Hitler was destroyed by the combined land, sea and air might of a powerful coalition. Whether Western leaders care to admit it publicly or not, this is how Milosevic is likely to end, too. And just as the Germans had to pay for their wars with the loss of East Prussia, Silesia, Pomerania and other territories, the Serbs have lost or will likely lose their control not only over large areas of Croatia and Bosnia, but also over all of Kosovo.

Furthermore, like Austria after 1945, Montenegro seems all but certain to go its own way as a separate state in a post-Milosevic Balkans. And like Austria, it will try to deny that it had anything to do with the dictator, who was its own son and whom it had supported so long as the going was good.

The German analogy is also worth considering for the post-war picture. The allies introduced tough measures of de- and de-Nazification in their respective zones, and they tried and punished war criminals. The militarization international community could now provide a similar program of tutelage until a democratic, non-nationalist culture has taken root in Serbian politics, education and the media.

It is not easy to see who might lead a future democratic Serbia. The current Serbian opposition has repeatedly shown itself to be opportunistic or ineffective. The Serbian public seems oblivious to the sufferings of the Kosovars and united in its opposition to what Milosevic's propaganda machine calls "NATO aggression." Only 27 intellectuals signed a recent petition that even mentioned ethnic cleansing in Kosovo (the petition primarily railed against "NATO aggression"). The students - in whom foreign democrats recently placed so much hope - now seem more interested in dancing to music provided by Milosevic's bands while wearing his anti-NATO propaganda symbols than in protesting genocide against their fellow citizens. The once-independent newspapers and broadcasters have gotten into line or been forced into submission.

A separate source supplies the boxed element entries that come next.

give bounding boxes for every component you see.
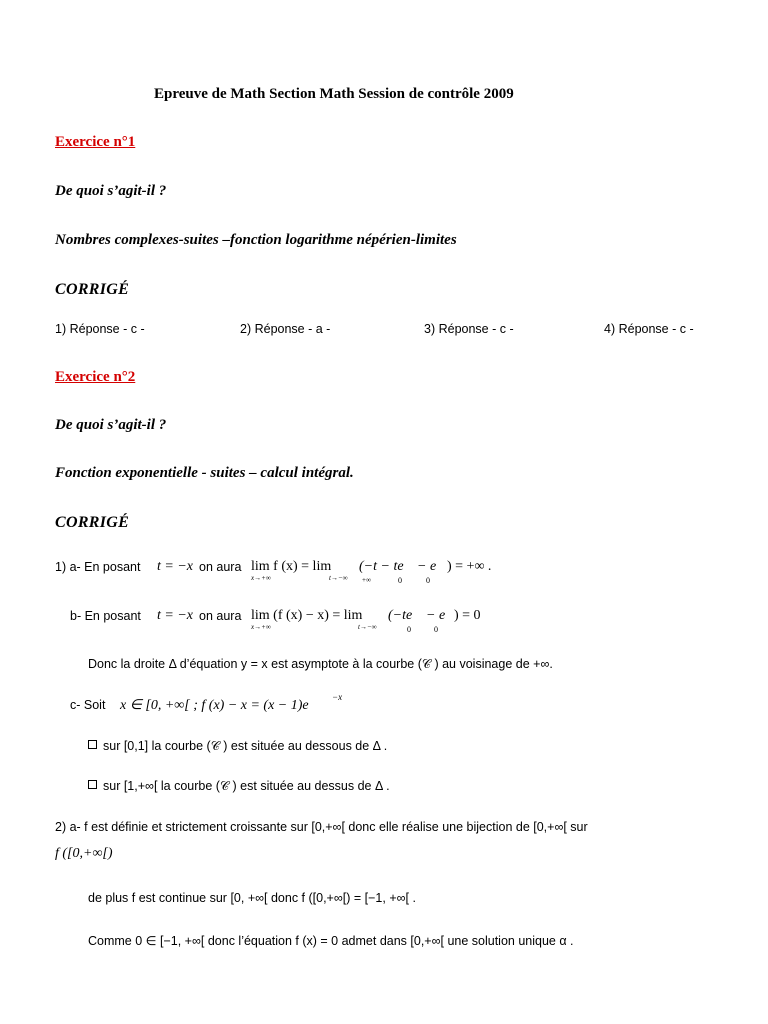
line-2a-cont: f ([0,+∞[) <box>55 846 113 861</box>
answer-4: 4) Réponse - c - <box>604 322 694 336</box>
asymptote-line: Donc la droite Δ d’équation y = x est asymptote à la courbe (𝒞 ) au voisinage de +∞. <box>88 657 553 671</box>
line-1c: c- Soit x ∈ [0, +∞[ ; f (x) − x = (x − 1)e −x <box>70 692 343 713</box>
answer-2: 2) Réponse - a - <box>240 322 331 336</box>
square-bullet-icon <box>88 740 97 749</box>
exercise-2-topic: Fonction exponentielle - suites – calcul intégral. <box>55 465 354 481</box>
document-title: Epreuve de Math Section Math Session de contrôle 2009 <box>154 86 514 102</box>
exercise-2-corrige: CORRIGÉ <box>55 514 130 531</box>
exercise-1-topic: Nombres complexes-suites –fonction logarithme népérien-limites <box>55 232 457 248</box>
square-bullet-icon <box>88 780 97 789</box>
exercise-1-question: De quoi s’agit-il ? <box>55 183 167 199</box>
answer-3: 3) Réponse - c - <box>424 322 514 336</box>
exercise-2-title: Exercice n°2 <box>55 369 136 385</box>
exercise-2-question: De quoi s’agit-il ? <box>55 417 167 433</box>
bullet-above: sur [1,+∞[ la courbe (𝒞 ) est située au dessus de Δ . <box>88 779 390 794</box>
answer-1: 1) Réponse - c - <box>55 322 145 336</box>
line-2b: de plus f est continue sur [0, +∞[ donc f ([0,+∞[) = [−1, +∞[ . <box>88 891 416 905</box>
bullet-below: sur [0,1] la courbe (𝒞 ) est située au dessous de Δ . <box>88 739 387 754</box>
exercise-1-corrige: CORRIGÉ <box>55 281 130 298</box>
line-1b: b- En posant t = −x on aura lim (f (x) − x) = lim x→+∞ t→−∞ (−te − e ) = 0 0 0 <box>70 608 481 634</box>
line-2a: 2) a- f est définie et strictement croissante sur [0,+∞[ donc elle réalise une bijection de [0,+∞[ sur <box>55 820 588 834</box>
line-1a: 1) a- En posant t = −x on aura lim f (x) = lim x→+∞ t→−∞ (−t − te − e ) = +∞ . +∞ 0 0 <box>55 559 492 585</box>
line-2c: Comme 0 ∈ [−1, +∞[ donc l’équation f (x) = 0 admet dans [0,+∞[ une solution unique α . <box>88 934 574 948</box>
exercise-1-title: Exercice n°1 <box>55 134 136 150</box>
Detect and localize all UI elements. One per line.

Germany's political future looked pretty bleak in 1945, too, and very few people had heard of Konrad Adenauer or Kurt Schumacher. But Germany relied on its own democratic traditions and generous leadership from the Western allies. Eventually, the Federal Republic took its place among the leading democracies of modern Europe. Similar patience and dedication by the international community could soon help return the Serbs - who have at least as much a democratic tradition as any of their Balkan neighbors - to their place at the figurative as well as literal center of southeastern Europe.